As Mahoney waded through the snow and approached the semi, he feared someone would be hurt or unconscious inside.
“To my surprise, there was a conscious man there standing up but he was obviously in bad shape,” Mahoney said. “He was standing up with his head outside of the driver’s window — because it was on its side.”
Mahoney said the man appeared to be covered in crude oil. He tried to help lift the man out of the semi, but the man didn’t have enough strength.
Eventually, Mahoney focused on the windshield.
“I just pulled the windshield out and then kicked it out to the point we could get him out the front of the truck through the windshield,” he said.
Helping to walk the truck driver, Kent Ashton, back up the hill from the gulley didn’t work.
“He was obviously in shock, he was hypothermic, past the point of shivering and he was to the point where he said he just wanted to go to sleep,” Mahoney recalled of the man’s condition. “We got to the hill and once we got to the hill he could not go any further.”
At that moment, Mahoney’s father showed up with the snowmobile.
“I got his attention and then took the snowmobile and drove it down to where Kent was,” Mahoney said, explaining he then loaded up Ashton. “I just pushed on the gas full-throttle and just barely made it up onto the road where we could get back (to the parking lot).”
Mahoney said he laid down blankets for Ashton in the back of his truck and kept him warm until troopers arrived.
“I think it was a blessing that we were able to find him,” Mahoney said. “I don’t think anybody else would have found him. No one else was coming in and out of that parking lot that night. Nobody else was going to see him from the road — completely visible from the road.”
Ashton told KSL TV Monday he was traveling very slowly through the area in poor visibility and another car’s trajectory led him closer to the edge of the road and he went off the lip.
While still emotionally and physically drained from the ordeal, he was grateful he survived.
“The crude tank actually busted open, and so it filled the bottom below the steering wheel, so it kind of singed my legs,” Ashton said of the oil.
In a video call facilitated by KSL TV Monday afternoon, Ashton thanked Mahoney for what he did.
“Without you, I wouldn’t have made it,” Ashton said on the call as the emotion of the moment became visible on his face. “I probably would have frozen in the truck.”
Mahoney told Ashton he was also grateful he could be there for him.

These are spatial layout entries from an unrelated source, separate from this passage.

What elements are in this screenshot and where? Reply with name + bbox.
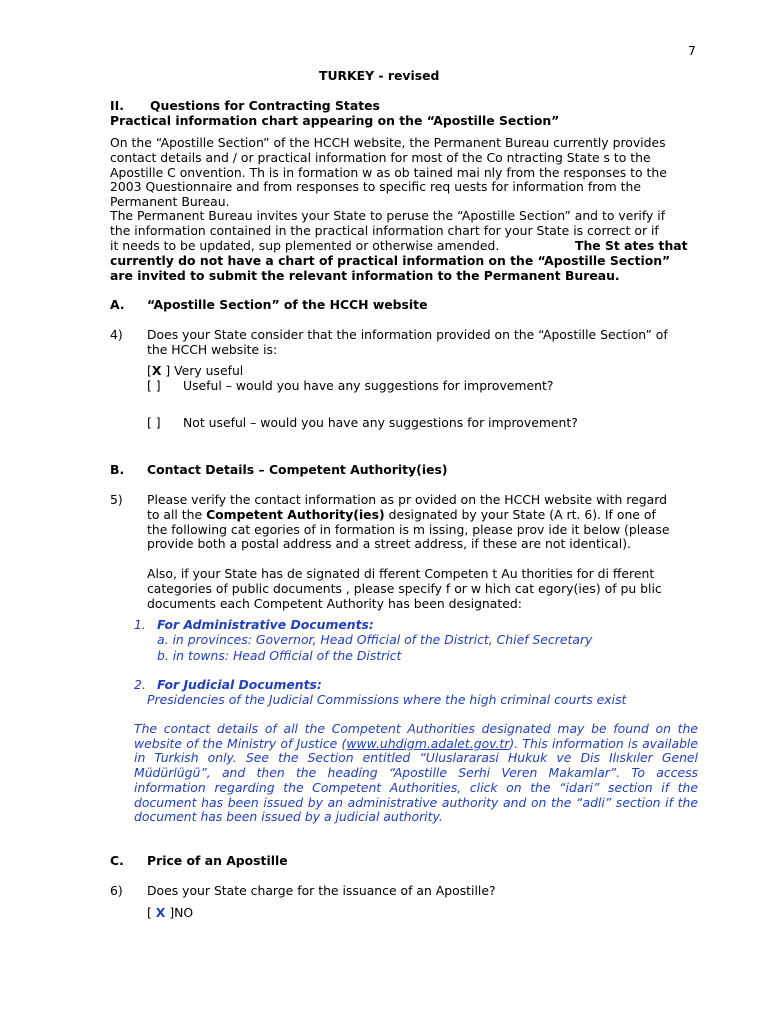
page-number: 7 <box>688 43 696 58</box>
text-run: to all the <box>147 507 207 522</box>
checkbox-mark: X <box>155 905 166 920</box>
question-5-text: Please verify the contact information as pr ovided on the HCCH website with regard <box>147 492 667 507</box>
intro-line: The Permanent Bureau invites your State to peruse the “Apostille Section” and to verify if <box>110 208 666 223</box>
section-subtitle: Practical information chart appearing on the “Apostille Section” <box>110 113 560 128</box>
question-4-number: 4) <box>110 327 123 342</box>
question-5-para2: categories of public documents , please specify f or w hich cat egory(ies) of pu blic <box>147 581 662 596</box>
answer-item-2-title: For Judicial Documents: <box>157 677 322 692</box>
option-box-not-useful[interactable]: [ ] <box>147 415 161 430</box>
answer-item-1-title: For Administrative Documents: <box>157 617 374 632</box>
section-c-letter: C. <box>110 853 124 868</box>
question-5-number: 5) <box>110 492 123 507</box>
answer-no-label: NO <box>174 905 194 920</box>
intro-line: it needs to be updated, sup plemented or otherwise amended. <box>110 238 500 253</box>
answer-item-2-number: 2. <box>134 677 146 692</box>
document-title: TURKEY - revised <box>319 68 440 83</box>
intro-line: 2003 Questionnaire and from responses to specific req uests for information from the <box>110 179 641 194</box>
intro-line: the information contained in the practical information chart for your State is correct or if <box>110 223 659 238</box>
checkbox-open: [ <box>147 363 152 378</box>
contact-details-paragraph <box>134 722 698 825</box>
intro-line: contact details and / or practical information for most of the Co ntracting State s to the <box>110 150 651 165</box>
question-5-text: provide both a postal address and a street address, if these are not identical). <box>147 536 631 551</box>
option-label-not-useful: Not useful – would you have any suggestions for improvement? <box>183 415 578 430</box>
question-5-text <box>147 508 656 523</box>
question-6-number: 6) <box>110 883 123 898</box>
question-6-text: Does your State charge for the issuance of an Apostille? <box>147 883 496 898</box>
text-run: The contact details of all the Competent Authorities designated may be found on the website of the Ministry of Justice ( <box>134 721 698 751</box>
answer-no-checkbox[interactable] <box>147 906 193 921</box>
section-a-letter: A. <box>110 297 125 312</box>
text-run: designated by your State (A rt. 6). If one of <box>384 507 656 522</box>
ministry-website-link[interactable]: www.uhdigm.adalet.gov.tr <box>346 735 510 751</box>
answer-item-2-text: Presidencies of the Judicial Commissions where the high criminal courts exist <box>147 692 627 707</box>
intro-bold-line: are invited to submit the relevant information to the Permanent Bureau. <box>110 268 620 283</box>
question-4-text: Does your State consider that the information provided on the “Apostille Section” of <box>147 327 668 342</box>
question-5-text: the following cat egories of in formation is m issing, please prov ide it below (please <box>147 522 670 537</box>
intro-bold-start: The St ates that <box>575 238 688 253</box>
checkbox-close: ] <box>169 905 175 920</box>
question-4-text: the HCCH website is: <box>147 342 278 357</box>
checkbox-open: [ <box>147 905 152 920</box>
question-5-para2: documents each Competent Authority has been designated: <box>147 596 522 611</box>
intro-line: On the “Apostille Section” of the HCCH website, the Permanent Bureau currently provides <box>110 135 666 150</box>
text-run: ). This information is available in Turkish only. See the Section entitled “Uluslararasi Hukuk ve Dis Ilıskıler Genel Müdürlügü”, and then the heading “Apostille Serhi Veren Makamlar”. To access information regarding the Competent Authorities, click on the “idari” section if the document has been issued by an administrative authority and on the “adli” section if the document has been issued by a judicial authority. <box>134 735 698 825</box>
question-5-para2: Also, if your State has de signated di fferent Competen t Au thorities for di fferent <box>147 566 655 581</box>
checkbox-close: ] <box>165 363 171 378</box>
intro-bold-line: currently do not have a chart of practical information on the “Apostille Section” <box>110 253 671 268</box>
checkbox-mark: X <box>151 363 162 378</box>
option-label: Very useful <box>174 363 244 378</box>
option-box-useful[interactable]: [ ] <box>147 378 161 393</box>
answer-item-1-a: a. in provinces: Governor, Head Official of the District, Chief Secretary <box>157 632 593 647</box>
option-label-useful: Useful – would you have any suggestions for improvement? <box>183 378 554 393</box>
answer-item-1-b: b. in towns: Head Official of the District <box>157 648 402 663</box>
section-numeral: II. <box>110 98 124 113</box>
section-b-letter: B. <box>110 462 125 477</box>
section-b-title: Contact Details – Competent Authority(ies) <box>147 462 448 477</box>
intro-line: Permanent Bureau. <box>110 194 230 209</box>
intro-line: Apostille C onvention. Th is in formation w as ob tained mai nly from the responses to the <box>110 165 667 180</box>
section-title: Questions for Contracting States <box>150 98 380 113</box>
section-c-title: Price of an Apostille <box>147 853 288 868</box>
text-run-bold: Competent Authority(ies) <box>206 507 385 522</box>
section-a-title: “Apostille Section” of the HCCH website <box>147 297 428 312</box>
answer-item-1-number: 1. <box>134 617 146 632</box>
option-very-useful[interactable] <box>147 364 243 379</box>
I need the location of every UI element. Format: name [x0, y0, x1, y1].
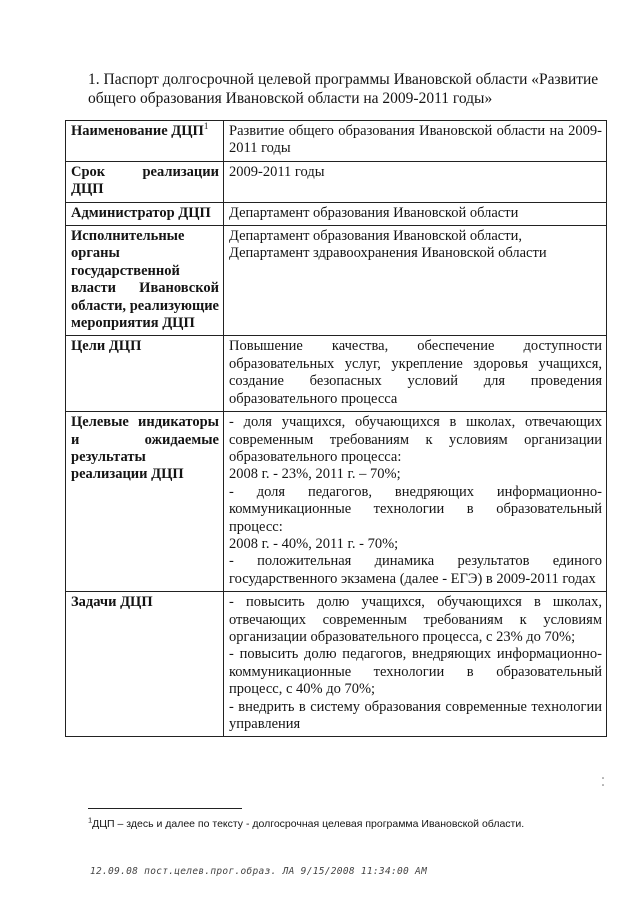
value-paragraph: - внедрить в систему образования современные технологии управления [229, 698, 602, 732]
row-label: Целевые индикаторы и ожидаемые результаты реализации ДЦП [66, 412, 224, 592]
footnote-number: 1 [88, 815, 93, 825]
document-title: 1. Паспорт долгосрочной целевой программы Ивановской области «Развитие общего образования Ивановской области на 2009-2011 годы» [88, 71, 599, 107]
value-paragraph: Департамент образования Ивановской области [229, 204, 519, 221]
value-paragraph: Повышение качества, обеспечение доступности образовательных услуг, укрепление здоровья учащихся, создание безопасных условий для проведения образовательного процесса [229, 338, 602, 407]
value-paragraph: - положительная динамика результатов единого государственного экзамена (далее - ЕГЭ) в 2009-2011 годах [229, 553, 602, 587]
value-paragraph: - повысить долю педагогов, внедряющих информационно-коммуникационные технологии в образовательный процесс, с 40% до 70%; [229, 646, 602, 698]
value-paragraph: - доля учащихся, обучающихся в школах, отвечающих современным требованиям к условиям организации образовательного процесса: [229, 414, 602, 465]
value-paragraph: 2008 г. - 40%, 2011 г. - 70%; [229, 535, 399, 552]
table-row [66, 202, 607, 225]
row-value [224, 226, 607, 336]
table-row [66, 161, 607, 202]
row-value [224, 336, 607, 412]
footnote-text: ДЦП – здесь и далее по тексту - долгосрочная целевая программа Ивановской области. [92, 818, 525, 830]
value-paragraph: Департамент здравоохранения Ивановской области [229, 245, 547, 262]
table-row [66, 592, 607, 737]
row-value [224, 161, 607, 202]
row-label: Задачи ДЦП [66, 592, 224, 737]
row-label: Срок реализации ДЦП [66, 161, 224, 202]
program-passport-table [65, 120, 607, 737]
value-paragraph: Департамент образования Ивановской области, [229, 228, 522, 245]
row-label: Наименование ДЦП$^1$ [66, 121, 224, 162]
value-paragraph: - доля педагогов, внедряющих информационно-коммуникационные технологии в образовательный процесс: [229, 483, 602, 535]
row-label: Администратор ДЦП [66, 202, 224, 225]
row-value [224, 202, 607, 225]
footnote [88, 815, 608, 831]
value-paragraph: - повысить долю учащихся, обучающихся в школах, отвечающих современным требованиям к условиям организации образовательного процесса, с 23% до 70%; [229, 594, 602, 645]
page-footer: 12.09.08 пост.целев.прог.образ. ЛА 9/15/2008 11:34:00 AM [90, 866, 428, 877]
table-row [66, 412, 607, 592]
footnote-divider [88, 808, 242, 809]
row-value [224, 121, 607, 162]
value-paragraph: Развитие общего образования Ивановской области на 2009-2011 годы [229, 123, 602, 157]
row-value [224, 412, 607, 592]
row-value [224, 592, 607, 737]
row-label: Исполнительные органы государственной власти Ивановской области, реализующие мероприятия ДЦП [66, 226, 224, 336]
row-label: Цели ДЦП [66, 336, 224, 412]
value-paragraph: 2009-2011 годы [229, 163, 325, 180]
scan-speck-icon [600, 775, 606, 789]
table-row [66, 121, 607, 162]
value-paragraph: 2008 г. - 23%, 2011 г. – 70%; [229, 466, 401, 483]
table-row [66, 226, 607, 336]
footnote-ref: 1 [203, 121, 209, 132]
table-row [66, 336, 607, 412]
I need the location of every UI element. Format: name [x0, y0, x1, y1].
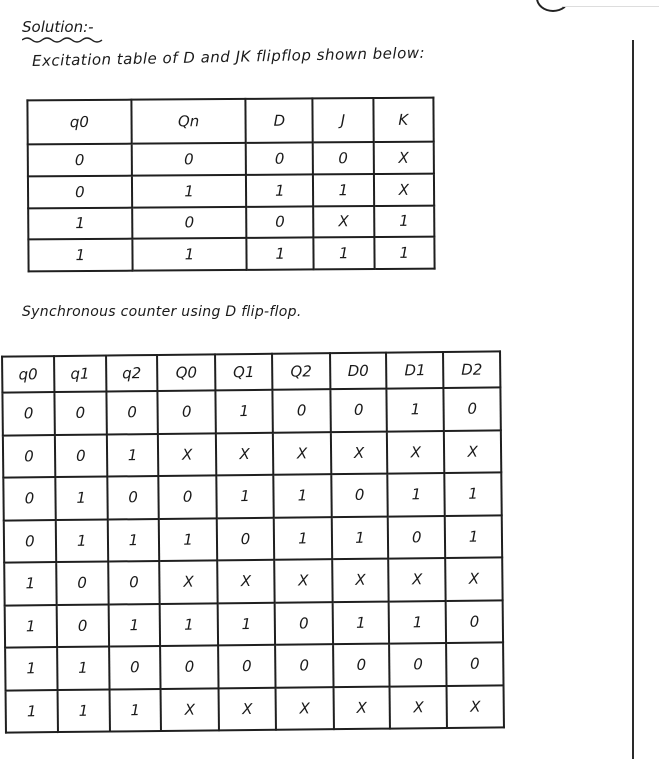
counter-table-cell: 1 — [56, 519, 108, 562]
counter-table-cell: X — [217, 560, 275, 603]
excitation-table-cell: X — [313, 206, 374, 238]
counter-table-cell: X — [276, 687, 334, 730]
counter-table-row — [5, 642, 503, 690]
counter-table-cell: X — [390, 685, 447, 728]
counter-table-cell: 0 — [275, 602, 333, 645]
excitation-table-cell: 0 — [313, 142, 374, 174]
counter-table-cell: X — [274, 559, 332, 602]
excitation-table-cell: 1 — [28, 239, 132, 271]
counter-table-cell: 1 — [6, 690, 58, 733]
counter-table-cell: 0 — [161, 645, 219, 688]
excitation-table-cell: 0 — [28, 144, 132, 176]
counter-table-cell: 0 — [158, 390, 216, 433]
counter-table-cell: X — [447, 685, 504, 728]
counter-table-cell: 1 — [159, 518, 217, 561]
counter-table-cell: 0 — [331, 474, 388, 517]
counter-table-cell: 1 — [55, 477, 107, 520]
counter-table-cell: 0 — [159, 475, 217, 518]
counter-table-header-cell: q0 — [2, 356, 54, 393]
counter-table-row — [3, 430, 501, 478]
counter-table-cell: X — [444, 430, 501, 473]
counter-table-cell: 1 — [5, 647, 57, 690]
excitation-table-cell: X — [373, 142, 434, 174]
counter-table-cell: 0 — [3, 435, 55, 478]
counter-table-header-cell: D1 — [386, 352, 443, 389]
counter-table-header-cell: Q1 — [215, 354, 273, 391]
excitation-table-header-row — [27, 98, 433, 145]
heading-underline — [22, 36, 122, 44]
excitation-table-cell: 1 — [374, 205, 435, 237]
counter-table-cell: 1 — [274, 517, 332, 560]
counter-table-header-cell: Q0 — [157, 354, 215, 391]
counter-table-header-cell: Q2 — [272, 353, 330, 390]
excitation-table-cell: 0 — [131, 143, 246, 176]
counter-table-cell: X — [216, 432, 274, 475]
counter-table-cell: 0 — [389, 643, 446, 686]
counter-table-cell: 0 — [56, 604, 108, 647]
counter-table-cell: 1 — [109, 688, 161, 731]
excitation-table-header-cell: K — [373, 98, 434, 142]
counter-table-cell: 0 — [217, 517, 275, 560]
counter-table-cell: 0 — [4, 520, 56, 563]
counter-table-cell: 1 — [332, 601, 389, 644]
counter-caption: Synchronous counter using D flip-flop. — [22, 304, 302, 320]
counter-table-header-row — [2, 351, 500, 392]
excitation-table-cell: 1 — [374, 237, 435, 269]
excitation-table-cell: 0 — [28, 175, 132, 207]
excitation-table-header-cell: D — [246, 98, 313, 142]
counter-table-cell: 1 — [387, 388, 444, 431]
counter-table-cell: X — [331, 431, 388, 474]
excitation-table-cell: 1 — [132, 175, 247, 208]
excitation-table-cell: 1 — [314, 237, 375, 269]
counter-table-cell: 1 — [106, 433, 158, 476]
counter-table-cell: 0 — [446, 600, 503, 643]
counter-table-cell: 0 — [275, 644, 333, 687]
counter-table-cell: 0 — [444, 387, 501, 430]
margin-line — [632, 40, 634, 759]
counter-table-cell: 0 — [109, 646, 161, 689]
counter-table-cell: 1 — [217, 602, 275, 645]
counter-table-cell: 1 — [444, 472, 501, 515]
counter-table-cell: X — [389, 558, 446, 601]
counter-table-row — [2, 387, 500, 435]
counter-table-cell: X — [387, 430, 444, 473]
counter-table-header-cell: D2 — [443, 351, 500, 388]
excitation-table-cell: 1 — [28, 207, 132, 239]
excitation-table-cell: 0 — [246, 142, 313, 174]
counter-table-cell: 1 — [215, 390, 273, 433]
counter-table-cell: X — [161, 688, 219, 731]
counter-table-cell: 1 — [57, 689, 109, 732]
counter-table-cell: X — [218, 687, 276, 730]
counter-table-cell: X — [445, 557, 502, 600]
counter-table-cell: 0 — [56, 562, 108, 605]
counter-table-cell: X — [332, 559, 389, 602]
excitation-table-row — [28, 173, 434, 208]
counter-table-cell: 0 — [388, 515, 445, 558]
counter-table-cell: 1 — [108, 603, 160, 646]
intro-line: Excitation table of D and JK flipflop shown below: — [31, 43, 426, 70]
counter-table-cell: 0 — [330, 389, 387, 432]
counter-table-cell: 0 — [108, 561, 160, 604]
counter-table-cell: 1 — [445, 515, 502, 558]
excitation-table-row — [28, 142, 434, 177]
counter-table-header-cell: q1 — [54, 356, 106, 393]
counter-table-header-cell: D0 — [330, 353, 387, 390]
counter-table-row — [6, 685, 504, 733]
counter-table-cell: 0 — [3, 477, 55, 520]
counter-table-cell: 0 — [273, 389, 331, 432]
counter-table-cell: 1 — [57, 647, 109, 690]
counter-table-cell: 1 — [160, 603, 218, 646]
counter-table — [1, 350, 505, 733]
counter-table-cell: X — [158, 433, 216, 476]
excitation-table-header-cell: q0 — [27, 100, 131, 145]
excitation-table-cell: 1 — [132, 238, 247, 271]
counter-table-cell: X — [273, 432, 331, 475]
counter-table-cell: X — [160, 560, 218, 603]
excitation-table-cell: 0 — [132, 206, 247, 239]
counter-table-body — [2, 387, 504, 732]
counter-table-cell: 0 — [106, 391, 158, 434]
counter-table-cell: 1 — [389, 600, 446, 643]
counter-table-cell: 0 — [2, 392, 54, 435]
counter-table-cell: 1 — [388, 473, 445, 516]
counter-table-cell: 0 — [54, 392, 106, 435]
counter-table-row — [5, 600, 503, 648]
counter-table-row — [3, 472, 501, 520]
counter-table-cell: 1 — [107, 518, 159, 561]
counter-table-cell: 1 — [331, 516, 388, 559]
excitation-table-cell: 1 — [313, 174, 374, 206]
excitation-table-cell: 1 — [247, 238, 314, 270]
counter-table-cell: 0 — [446, 642, 503, 685]
counter-table-cell: 0 — [55, 434, 107, 477]
counter-table-cell: 0 — [333, 644, 390, 687]
counter-table-cell: 0 — [218, 645, 276, 688]
solution-heading: Solution:- — [22, 18, 94, 36]
corner-rule — [562, 6, 659, 7]
counter-table-header-cell: q2 — [106, 355, 158, 392]
counter-table-cell: 1 — [5, 605, 57, 648]
counter-table-row — [4, 557, 502, 605]
excitation-table-header-cell: Qn — [131, 99, 246, 144]
excitation-table-cell: 1 — [246, 174, 313, 206]
counter-table-cell: 1 — [4, 562, 56, 605]
excitation-table-row — [28, 237, 434, 272]
excitation-table — [26, 97, 435, 273]
counter-table-cell: 0 — [107, 476, 159, 519]
excitation-table-header-cell: J — [313, 98, 374, 142]
excitation-table-cell: X — [373, 173, 434, 205]
counter-table-cell: 1 — [216, 475, 274, 518]
counter-table-cell: X — [333, 686, 390, 729]
counter-table-row — [4, 515, 502, 563]
excitation-table-body — [28, 142, 435, 272]
excitation-table-row — [28, 205, 434, 240]
counter-table-cell: 1 — [274, 474, 332, 517]
excitation-table-cell: 0 — [247, 206, 314, 238]
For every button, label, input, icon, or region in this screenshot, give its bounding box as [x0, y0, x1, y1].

“I was just glad that we found you, that you were OK for the time being and we were able to get you out of there,” Mahoney said on the call.
Ashton said getting back to medical care from Mahoney’s truck wasn’t easy — one ambulance got stuck and it took a couple of different ambulances and roughly two hours to get back to the Heber City area.
“I appreciate it,” Ashton told Mahoney. “I really do.”
The men agreed to connect again in the future.
Mahoney said he never expected what unfolded that day.
“I think it was just a miracle that we came across him and it was great to help him,” Mahoney said. “It’s awesome to be part of that.”